Substitute 2.4 atm for P and $0.0821\text{atm}\cdot \text{L}/\text{mol}\cdot \text{K}$ for $R$,

$\begin{array}{c}n=\frac{\left(0.0175\text{L}/\text{K}\right)\left(2.4\text{atm}\right)}{\left(0.0821\text{atm}\cdot \text{L}/\text{mol}\cdot \text{K}\right)}\\ =\frac{0.042}{0.0821}\text{mol}\\ =0.51157\text{mol}\\ \cong 0.512\text{mol}\end{array}$

Consider the general expression for mass in terms of molecular weight.

$m=n\left(\text{MW}\right)$ (2)

Substitute $28\text{g}/\text{mol}$ for MW and 0.512 mol for $n$,

$\begin{array}{c}m=\left(0.512\text{mol}\right)\left(28\text{g}/\text{mol}\right)\\ =14.336\text{g}\\ \cong 14.4\text{g}\end{array}$

Conclusion:

Thus, the mass of nitrogen gas in terms of grams is 14.4 g.

To determine

Find the pressure of tank in terms of atmospheres.

Answer to Problem 1ICA

The pressure of tank in terms of atmospheres is 3.0 atm.

Explanation of Solution

Given data:

Molecular weight (MW) of oxygen is 32 grams per mole.

Mass of oxygen (m)is 20 grams.

Calculation:

Refer to the graph in the respective question.

Modify equation (2).

$n=\frac{m}{\text{MW}}$

Substitute 20 g for $m$ and $32\text{g}/\text{mol}$ for MW,

$\begin{array}{c}n=\frac{20\text{g}}{32\text{g}/\text{mol}}\\ =0.625\text{mol}\end{array}$

Modify equation (1).

$P=\frac{nRT}{V}$

Substitute $\left(0.0175\text{L}/\text{K}\right)T$ for $V$ and modify the expression as follows.
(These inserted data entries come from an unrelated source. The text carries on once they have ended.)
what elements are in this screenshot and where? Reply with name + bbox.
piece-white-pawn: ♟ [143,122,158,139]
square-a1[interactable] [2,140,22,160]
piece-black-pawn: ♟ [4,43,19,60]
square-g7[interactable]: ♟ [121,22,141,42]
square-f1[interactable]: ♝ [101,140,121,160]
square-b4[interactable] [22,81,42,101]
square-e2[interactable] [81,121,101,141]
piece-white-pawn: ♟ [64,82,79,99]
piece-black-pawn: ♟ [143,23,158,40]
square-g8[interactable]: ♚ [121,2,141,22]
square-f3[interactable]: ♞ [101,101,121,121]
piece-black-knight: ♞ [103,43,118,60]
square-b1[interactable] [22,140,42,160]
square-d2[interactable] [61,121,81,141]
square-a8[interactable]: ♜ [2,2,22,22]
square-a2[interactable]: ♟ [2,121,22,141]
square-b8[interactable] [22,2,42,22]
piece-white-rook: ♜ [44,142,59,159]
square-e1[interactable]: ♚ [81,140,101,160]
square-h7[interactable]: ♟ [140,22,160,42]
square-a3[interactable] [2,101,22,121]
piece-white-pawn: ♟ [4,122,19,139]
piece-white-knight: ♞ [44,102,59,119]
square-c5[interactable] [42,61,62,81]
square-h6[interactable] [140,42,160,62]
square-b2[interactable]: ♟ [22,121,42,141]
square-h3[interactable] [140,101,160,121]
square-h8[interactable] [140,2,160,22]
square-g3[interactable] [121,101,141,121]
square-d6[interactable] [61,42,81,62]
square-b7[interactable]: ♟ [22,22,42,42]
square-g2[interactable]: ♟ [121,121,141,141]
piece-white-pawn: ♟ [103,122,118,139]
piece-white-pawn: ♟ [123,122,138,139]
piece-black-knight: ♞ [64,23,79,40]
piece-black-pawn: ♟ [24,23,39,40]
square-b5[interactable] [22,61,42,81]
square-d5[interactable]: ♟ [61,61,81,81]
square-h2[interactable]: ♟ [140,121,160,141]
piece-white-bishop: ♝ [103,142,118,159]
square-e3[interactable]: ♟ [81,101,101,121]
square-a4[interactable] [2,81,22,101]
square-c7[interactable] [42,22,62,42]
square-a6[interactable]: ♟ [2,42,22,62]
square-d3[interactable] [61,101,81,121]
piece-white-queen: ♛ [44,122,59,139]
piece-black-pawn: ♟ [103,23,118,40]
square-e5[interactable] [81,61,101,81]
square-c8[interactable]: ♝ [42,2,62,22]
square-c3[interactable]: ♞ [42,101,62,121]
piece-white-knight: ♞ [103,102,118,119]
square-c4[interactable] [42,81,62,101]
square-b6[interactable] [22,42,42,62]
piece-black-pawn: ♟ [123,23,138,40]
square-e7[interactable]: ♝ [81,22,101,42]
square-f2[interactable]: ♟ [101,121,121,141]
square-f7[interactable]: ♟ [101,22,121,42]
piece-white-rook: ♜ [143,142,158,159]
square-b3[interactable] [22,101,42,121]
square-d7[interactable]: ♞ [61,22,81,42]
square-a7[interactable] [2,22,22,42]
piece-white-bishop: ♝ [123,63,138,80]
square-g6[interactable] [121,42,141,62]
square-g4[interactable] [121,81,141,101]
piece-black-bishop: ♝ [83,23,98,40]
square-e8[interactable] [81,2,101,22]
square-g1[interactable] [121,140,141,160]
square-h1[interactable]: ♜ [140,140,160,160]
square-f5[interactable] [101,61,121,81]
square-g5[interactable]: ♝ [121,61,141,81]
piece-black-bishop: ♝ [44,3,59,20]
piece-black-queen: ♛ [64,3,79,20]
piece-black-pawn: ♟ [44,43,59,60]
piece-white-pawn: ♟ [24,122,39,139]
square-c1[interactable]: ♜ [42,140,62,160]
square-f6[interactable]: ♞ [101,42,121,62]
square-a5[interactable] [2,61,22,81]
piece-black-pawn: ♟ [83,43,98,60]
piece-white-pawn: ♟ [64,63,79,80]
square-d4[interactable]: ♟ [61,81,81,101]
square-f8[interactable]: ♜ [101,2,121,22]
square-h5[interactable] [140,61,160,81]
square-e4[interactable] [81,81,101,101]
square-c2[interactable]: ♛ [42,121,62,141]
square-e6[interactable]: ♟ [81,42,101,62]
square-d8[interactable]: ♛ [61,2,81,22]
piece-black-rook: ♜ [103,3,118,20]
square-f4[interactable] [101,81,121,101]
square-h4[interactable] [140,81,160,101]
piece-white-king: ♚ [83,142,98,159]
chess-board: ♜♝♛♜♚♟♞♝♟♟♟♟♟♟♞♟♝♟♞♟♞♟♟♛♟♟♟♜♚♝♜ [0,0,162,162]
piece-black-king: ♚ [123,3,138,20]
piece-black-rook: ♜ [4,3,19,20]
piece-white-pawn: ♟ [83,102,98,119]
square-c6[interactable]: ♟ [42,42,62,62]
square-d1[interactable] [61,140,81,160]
$\begin{array}{c}P=\frac{nRT}{\left[\left(0.0175\text{L}/\text{K}\right)T\right]}\\ =\frac{nR}{\left(0.0175\text{L}/\text{K}\right)}\end{array}$

Substitute 0.625 mol for n and $0.0821\text{atm}\cdot \text{L}/\text{mol}\cdot \text{K}$ for $R$ to obtain the value of pressure.

$\begin{array}{c}P=\frac{nR}{\left(0.0175\text{L}/\text{K}\right)}\\ =\frac{\left(0.625\text{mol}\right)\left(0.0821\text{atm}\cdot \text{L}/\text{mol}\cdot \text{K}\right)}{\left(0.0175\text{L}/\text{K}\right)}\\ =\frac{0.0513}{0.0175}\text{atm}\\ =2.93\text{atm}\end{array}$

$P\cong 3.0\text{atm}$

Conclusion:

Thus, the pressure of tank in terms of atmospheres is 3.0 atm.